楓はもはや健以上に怯え、泣きじゃくりながら男に許しを請う。
「ごめんなさい……本当にごめんなさい……何でもしますから……」
「……言ったな?」
楓の『何でもする』という発言に反応し、男は楓にぐっと顔を近付ける。先程までの怒りは瞬時に冷め、次は品定めするかのような不敵な笑みを浮かべる。
「お前、よく見るといい体してんじゃん」
まるで舌で舐め回してきそうな不気味な笑顔が、楓の恐怖心を掻き立てる。楓もかなり身長が低く、男の大きな体を前に萎縮してしまう。
「おい、一緒にホテルに来い。そしたら許してやるよ」
「……え?」
男の衝撃的な発言に、楓は意識を置いていかれる。先程のトラブルや沸き立った怒りとは、脈絡のない台詞のように思われる。
「遊園地のすぐそばにあるホテルだ。丁度お前みたいなスタイルのいい女探してたんだ。来いよ」
「あ、あの……なんでホテルに……」
「あぁ? 俺の食い物台無しにしておいて、何の責任も取らずに帰るつもりか? 何でもするって言ったろ?」
ガシッ
男は楓の華奢な腕を掴み、無理やり引っ張った。
「痛っ……」
「本当に申し訳ないと思ってんなら、言うこと聞けよ。さっさと来い」
先程楓に見せた不敵な笑みと、いやらしい目付き。ホテルに連れ込もうとする態度。周りからみれば、男の意図は想像するに足らないだろう。
しかし、楓は恐怖でがんじがらめになり、男の目的も想像できずにただ力でねじ伏せられ、連れ去られることしかできなかった。
「お、お姉ちゃん……」
「ガキは引っ込んでろ。ほら行くぞ。へへっ、部屋でじっくり楽しませてもらおうじゃねぇか」
健を置いていき、男は楓の腕を引っ張って出入口へ向かう。楓の体をまじまじと眺めながら、ひたすら気持ち悪い笑みを浮かべる。楓は完全に恐怖に囚われ、助けを求める勇気もなくされるがままだ。
「い、嫌……」
ガッ
「痛っ! 何だテメェ!」
楓の腕から掴まれた痛みが消える。そして次に聞こえるのは男の罵声。恐る恐る涙でいっぱいになった目を開けると、そこには冷や汗を垂れながら男を睨み付ける裕光が佇んでいた。
「……」
「何しやがる! 客に向かって!」
男は怒り狂い、裕光に殴りかかる。
バシッ
裕光は華麗にかわし、男の腹に拳をお見舞いする。あまりの衝撃に男は腹を抱えて倒れる。
「お、おま……え……」
「……」
「ク……ソ……二度と来るか……こんなとこ!!!」
男はなぜか最後に遊園地への罵倒を浴びせ、逃げ帰るように出入口へと走って行った。その後ろ姿はあまりにも間抜けだったが、これ以上相手にする気が起こらず、裕光は見向きもしなかった。
「明石君……」
楓が涙を拭いながらこちらを見つめる。正直、助けるべきかどうか迷っていた。ずっと彼女を尾行していたため、男に絡まれていたことにも気付いていた。

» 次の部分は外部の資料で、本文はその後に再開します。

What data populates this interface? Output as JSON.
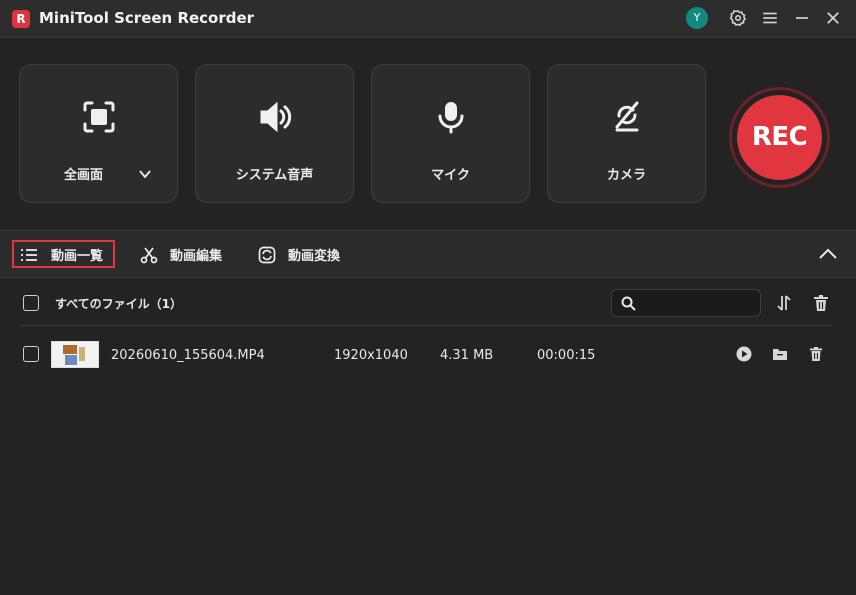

しかし、人とまともに話すことができないのに、ましてや助けなど不可能に限りなく近い。勇気という言葉とはことごとく欠け離れた裕光は、なかなか助けに行く一歩が踏み出せなかった。
「……」
ようやくその一歩が踏み出せたのは、楓の涙が日の光を反射して輝いていたのが見えた時だった。彼女の涙が見えた瞬間、自分でも分からず体が先に動き出していた。
「あ、ありがとう……助けてくれて」
「別に、礼なんていらねぇよ。俺は清掃員だから、掃除しに来ただけだ。汚れをな」
あくまでも毅然とした態度を見せ続ける裕光。元々人との関わりを避けていた分、誰かに応援されたり感謝されたりすると、体がむず痒くなる。

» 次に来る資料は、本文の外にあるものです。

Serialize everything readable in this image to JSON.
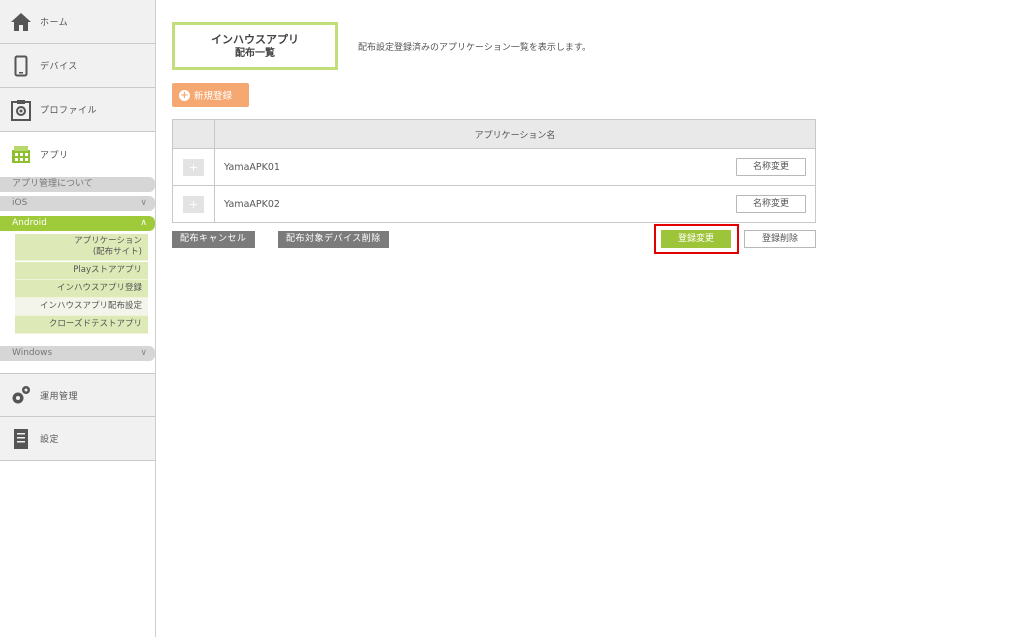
{
  "sidebar": {
    "nav": {
      "home": "ホーム",
      "device": "デバイス",
      "profile": "プロファイル",
      "app": "アプリ",
      "operation": "運用管理",
      "settings": "設定"
    },
    "app_about": "アプリ管理について",
    "ios": "iOS",
    "android": "Android",
    "windows": "Windows",
    "android_items": [
      {
        "line1": "アプリケーション",
        "line2": "(配布サイト)"
      },
      {
        "label": "Playストアアプリ"
      },
      {
        "label": "インハウスアプリ登録"
      },
      {
        "label": "インハウスアプリ配布設定"
      },
      {
        "label": "クローズドテストアプリ"
      }
    ]
  },
  "page": {
    "title_line1": "インハウスアプリ",
    "title_line2": "配布一覧",
    "description": "配布設定登録済みのアプリケーション一覧を表示します。",
    "new_button": "新規登録"
  },
  "table": {
    "header": "アプリケーション名",
    "rows": [
      {
        "name": "YamaAPK01",
        "rename": "名称変更"
      },
      {
        "name": "YamaAPK02",
        "rename": "名称変更"
      }
    ]
  },
  "actions": {
    "cancel_distribution": "配布キャンセル",
    "delete_target_devices": "配布対象デバイス削除",
    "change_registration": "登録変更",
    "delete_registration": "登録削除"
  },
  "colors": {
    "accent_green": "#9ec43a",
    "orange": "#f6a873",
    "highlight_red": "#e30000"
  }
}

しかし、楓は心の底から感謝する。裕光が男から救ってくれたおかげで、先程までの恐怖はどこかへ消え失せてしまった。裕光が助けてくれなければ、どうなっていたことか。
「本当にありがとう。明石君、強いんだね」
「う、うるせぇな。あんまり褒めんなよ。気持ち悪い……」
裕光にまで罵倒されてしまったが、なぜか悪い気はしなかった。この時の楓の瞳には、今までにないほど裕光が魅力的に見えていたという。
楓は裕光の中に僅かながら優しさを垣間見て、いつまでも微笑ましい笑みを浮かべていた。